Politik : Letzter Auftritt von Chinas mächtigen Männern

Harald Maass

Begleitet von der Propaganda der chinesischen Staatsmedien beginnt am heutigen Dienstag in Peking der Volkskongress. 3000 Delegierte werden in der Großen Halle des Volkes über die Regierungspolitik und den Haushalt debattieren. Die spannenden Fragen werden jedoch hinter den Kulissen diskutiert. Wer wird China in Zukunft führen?

Der Volkskongress ist das letzte öffentliche Großereignis, ehe auf dem KP-Parteitag im Herbst über Chinas neue Führungsgruppe entschieden wird. Am Montag bestätigte ein Sprecher des Volkskongresses zum ersten Mal öffentlich, dass Premier Zhu Rongji und Parlamentschef Li Peng im kommenden Jahr ihre Posten aufgeben werden. Auch Jiang Zemin, als Partei- und Staatschef die Nummer Eins in der Führung, müsste laut Verfassung zurücktreten. "Niemand weiß, wer die Posten nach Oktober übernehmen wird", erklärte der Volkskongress-Sprecher.

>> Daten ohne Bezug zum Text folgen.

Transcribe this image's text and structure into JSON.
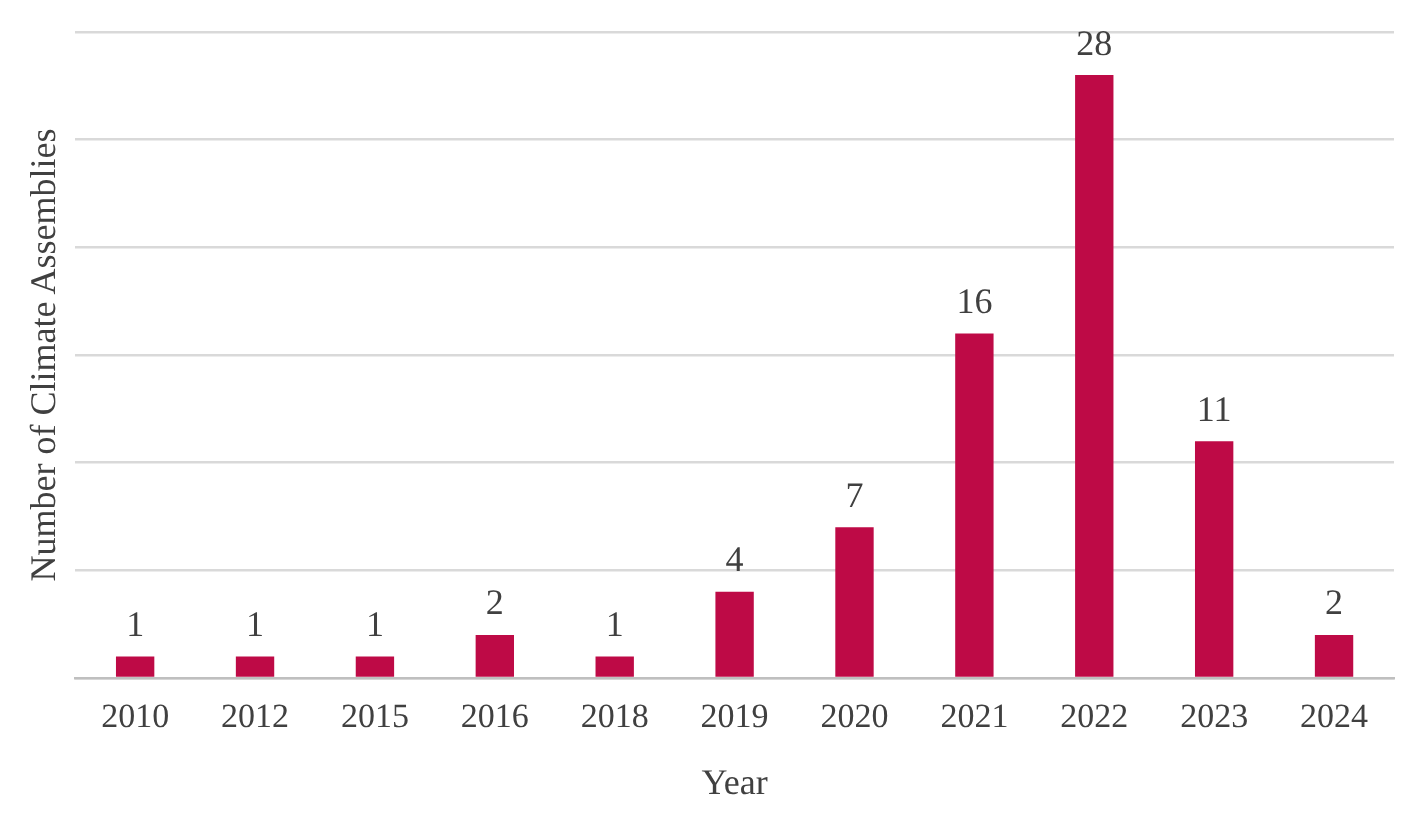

Die Augen der Volkskongress-Delegierten richten sich vor allem auf Hu Jintao, der als Nachfolger für das Amt Jiang Zemins gilt. Beim Staatsbesuch von US-Präsident George W. Bush im Februar stand Hu bereits im Rampenlicht der Staatsmedien. Als möglicher Nachfolger für Premier Zhu Rongji gilt Vizepremier Wen Jiabao.

In den öffentlichen Plenarsitzungen wird von all dem nichts zu hören sein. Auf dem Programm stehen vor allem Wirtschaftsfragen. Mit dem Beitritt zur Welthandelsorganisation WTO müssen sich viele Industriezweige und Staatsfirmen neu strukturieren. Die Arbeitslosigkeit steigt. Für Unmut unter den Delegierten sorgt auch das wachsende Gefälle zwischen den reichen Küstenstädten und dem armen Hinterland. Hongkonger Zeitungen zufolge wird China die Staatsausgaben erneut drastisch erhöhen, um das Wirtschaftswachstum in den schwachen Provinzen zu stützen. Die Militärausgaben sollen um 17,6 Prozent auf 166 Milliarden Yuan (23 Milliarden Euro) steigen.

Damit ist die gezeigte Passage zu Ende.